Falaises
6.5
Falaises

livre de Olivier Adam (2005)

Le narrateur s’appelle Olivier (comme l’auteur, Olivier Adam) et il s’annonce romancier… Il écrit comme un halluciné, avec un style parfois déroutant fait de phrases improbables qu’il faut parfois relire pour s’assurer qu’on a bien compris. Il cherche à faire le point sur sa vie qu’il partage avec Claire et Chloé leur fille de 3 ans. Un bonheur incroyable après une vie d’errance et de souffrances familiales.

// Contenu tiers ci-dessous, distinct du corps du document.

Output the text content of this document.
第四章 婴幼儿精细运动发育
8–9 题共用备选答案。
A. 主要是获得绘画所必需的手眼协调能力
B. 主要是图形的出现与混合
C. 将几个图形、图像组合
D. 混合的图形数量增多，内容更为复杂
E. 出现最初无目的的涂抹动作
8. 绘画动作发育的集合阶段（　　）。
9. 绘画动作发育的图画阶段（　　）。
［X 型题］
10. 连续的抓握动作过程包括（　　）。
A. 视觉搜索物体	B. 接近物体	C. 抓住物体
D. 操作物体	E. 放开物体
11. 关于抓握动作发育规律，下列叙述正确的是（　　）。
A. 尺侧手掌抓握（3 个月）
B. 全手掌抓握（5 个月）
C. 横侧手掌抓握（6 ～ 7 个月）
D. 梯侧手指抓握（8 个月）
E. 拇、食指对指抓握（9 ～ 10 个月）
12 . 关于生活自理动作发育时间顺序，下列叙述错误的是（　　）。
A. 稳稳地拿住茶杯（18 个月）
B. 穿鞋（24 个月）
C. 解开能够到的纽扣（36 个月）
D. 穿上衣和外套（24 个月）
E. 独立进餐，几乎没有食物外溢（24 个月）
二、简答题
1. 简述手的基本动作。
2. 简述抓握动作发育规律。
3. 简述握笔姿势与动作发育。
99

Olivier l’annonce, autour de lui tous sont morts ou disparus. Son frère Antoine vit peut-être encore, à l’autre bout du monde, marin anonyme sur un cargo quelconque. L’esprit de famille ? Il semble qu’il ait disparu à la mort de la mère, alors qu’Olivier avait 11 ans. Là où le bât blesse, c’est qu’il se sent comme vide de souvenirs d’avant la mort de sa mère. Il en est à se demander comment pouvait être cette vie d’avant. Y a-t-il eu des moments de bonheur ? Il en raconte à la fin, sans trop savoir s’il s’agit de souvenirs enfin accessibles ou de rêves trop espérés.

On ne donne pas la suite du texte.